Face à cette situation, les auteurs du rapport appellent à une réforme en profondeur. Ils estiment indispensable que le gouvernement assure en priorité un fonctionnement stable et continu du BRA. Cela permettrait aux réfugiés reconnus par le HCR d’accéder à un statut de séjour leur garantissant des conditions de vie digne. Dans le même esprit, la mise en œuvre effective de la Commission des Recours constituerait une avancée décisive pour permettre un contrôle indépendant des décisions de rejet. En parallèle, le HCR à Rabat est invité à revoir ses pratiques. Il lui est recommandé de fournir de manière systématique aux demandeurs d’asile une copie de la transcription de leur entretien et de l’évaluation DSR, même en l’absence de représentant légal. Cette transparence minimale est essentielle pour garantir l’équité de la procédure, et devrait s’accompagner d’une justification explicite en cas de refus d’accès à ces documents.

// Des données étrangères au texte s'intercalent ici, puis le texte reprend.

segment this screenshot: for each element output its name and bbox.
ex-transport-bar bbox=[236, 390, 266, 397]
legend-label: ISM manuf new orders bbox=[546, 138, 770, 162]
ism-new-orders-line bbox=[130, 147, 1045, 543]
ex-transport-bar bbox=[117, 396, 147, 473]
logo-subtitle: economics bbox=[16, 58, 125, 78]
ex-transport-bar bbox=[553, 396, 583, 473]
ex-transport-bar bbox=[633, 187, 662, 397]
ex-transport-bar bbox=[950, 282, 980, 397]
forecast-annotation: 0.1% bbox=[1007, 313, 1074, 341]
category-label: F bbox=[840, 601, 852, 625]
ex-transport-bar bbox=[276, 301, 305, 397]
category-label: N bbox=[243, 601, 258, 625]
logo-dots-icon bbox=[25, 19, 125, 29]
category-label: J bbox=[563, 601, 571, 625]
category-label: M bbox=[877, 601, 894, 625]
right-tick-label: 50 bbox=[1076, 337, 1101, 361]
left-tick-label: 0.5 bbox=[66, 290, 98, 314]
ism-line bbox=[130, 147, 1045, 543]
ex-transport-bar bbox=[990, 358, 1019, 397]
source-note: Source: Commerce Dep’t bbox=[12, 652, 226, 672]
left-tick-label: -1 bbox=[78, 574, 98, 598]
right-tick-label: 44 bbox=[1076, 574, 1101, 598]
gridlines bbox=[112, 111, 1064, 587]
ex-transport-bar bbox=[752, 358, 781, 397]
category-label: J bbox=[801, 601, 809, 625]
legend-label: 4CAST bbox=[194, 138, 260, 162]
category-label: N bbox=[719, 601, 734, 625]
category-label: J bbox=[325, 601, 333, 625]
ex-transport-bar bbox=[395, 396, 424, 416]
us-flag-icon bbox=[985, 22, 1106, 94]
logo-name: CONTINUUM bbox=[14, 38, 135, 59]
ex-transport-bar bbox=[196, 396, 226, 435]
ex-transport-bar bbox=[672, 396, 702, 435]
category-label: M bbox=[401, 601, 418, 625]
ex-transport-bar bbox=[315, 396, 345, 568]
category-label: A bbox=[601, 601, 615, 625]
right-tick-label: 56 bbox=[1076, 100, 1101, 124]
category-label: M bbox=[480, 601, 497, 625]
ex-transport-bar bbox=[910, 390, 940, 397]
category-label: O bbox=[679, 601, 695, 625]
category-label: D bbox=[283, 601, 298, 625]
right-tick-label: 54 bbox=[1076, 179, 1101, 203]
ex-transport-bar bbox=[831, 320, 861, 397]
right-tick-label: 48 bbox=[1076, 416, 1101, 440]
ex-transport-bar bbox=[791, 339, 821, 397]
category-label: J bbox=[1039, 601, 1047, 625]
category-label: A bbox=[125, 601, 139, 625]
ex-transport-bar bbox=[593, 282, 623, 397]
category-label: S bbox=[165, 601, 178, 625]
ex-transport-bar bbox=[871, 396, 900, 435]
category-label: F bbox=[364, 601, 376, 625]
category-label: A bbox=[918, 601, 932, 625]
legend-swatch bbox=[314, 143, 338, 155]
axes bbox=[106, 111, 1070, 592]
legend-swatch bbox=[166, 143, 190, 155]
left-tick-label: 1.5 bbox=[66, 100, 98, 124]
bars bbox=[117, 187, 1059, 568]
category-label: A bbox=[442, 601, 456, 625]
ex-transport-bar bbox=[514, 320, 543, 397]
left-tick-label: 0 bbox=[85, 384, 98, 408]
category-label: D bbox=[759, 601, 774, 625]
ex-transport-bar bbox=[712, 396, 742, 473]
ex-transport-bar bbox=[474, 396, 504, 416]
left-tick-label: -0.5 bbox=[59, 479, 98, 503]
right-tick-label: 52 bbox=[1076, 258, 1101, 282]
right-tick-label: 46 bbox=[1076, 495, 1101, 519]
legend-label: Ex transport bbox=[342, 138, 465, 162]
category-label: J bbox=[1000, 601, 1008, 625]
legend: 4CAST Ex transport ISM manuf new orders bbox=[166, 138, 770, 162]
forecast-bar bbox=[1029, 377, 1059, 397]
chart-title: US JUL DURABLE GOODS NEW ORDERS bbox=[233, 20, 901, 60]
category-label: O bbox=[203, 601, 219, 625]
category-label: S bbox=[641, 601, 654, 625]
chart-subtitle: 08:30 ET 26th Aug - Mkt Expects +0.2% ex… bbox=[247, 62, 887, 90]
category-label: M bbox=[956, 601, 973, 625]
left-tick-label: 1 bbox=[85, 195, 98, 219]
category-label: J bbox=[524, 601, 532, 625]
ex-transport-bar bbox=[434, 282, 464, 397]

Les tribunaux administratifs sont pour leur part appelés à jouer un rôle de compensation face à l’inertie institutionnelle. En attendant l’activation de la Commission des Recours, ils devraient, selon le rapport, permettre aux demandeurs d’asile de déposer un recours direct contre les décisions administratives, conformément à la Constitution et aux principes de l’État de droit.

Selon le document, sans réforme sérieuse du dispositif national, «le Maroc risque de rester prisonnier d’un paradoxe juridique». Officiellement engagé dans la protection des réfugiés, le pays demeure dans les faits un espace où l’asile est reconnu sans être garanti, où les procédures existent sans être justes, et où le droit au recours se transforme en illusion. Ce décalage entre les principes et la réalité appelle une action urgente, car un système d’asile sans transparence ni recours n’est pas seulement inefficace, mais aussi injuste.

Comment fonctionne l’obtention du statut ?
Toute personne souhaitant demander l’asile au Maroc doit soumettre une requête auprès du Bureau du HCR à Rabat. Le processus débute par le remplissage d’un formulaire d’enregistrement, dans lequel le demandeur fournit des informations générales sur son identité, les motifs de sa demande et les raisons de son départ du pays d’origine. Ensuite, le HCR mène un entretien d’enregistrement afin de poser des questions supplémentaires sur les informations fournies dans le formulaire d’enregistrement. Une fois la demande enregistrée, le HCR délivre un certificat de demande d’asile. Par la suite, le demandeur est convoqué à un entretien de DSR au Bureau du HCR. Cet entretien, mené par un agent d’éligibilité, vise à examiner en détail les motifs de la demande de protection. L’agent rédige ensuite une évaluation DSR motivée, qui est soumise à une supervision interne avant la prise de décision finale. Le demandeur reçoit ensuite une lettre de notification l’informant de la décision du HCR, accompagnée d’un résumé de l’évaluation DSR. Si le statut de réfugié est accordé par le HCR, le demandeur est convoqué à une audience devant le BRA afin d’obtenir une carte nationale de réfugié, également appelée carte-BRA.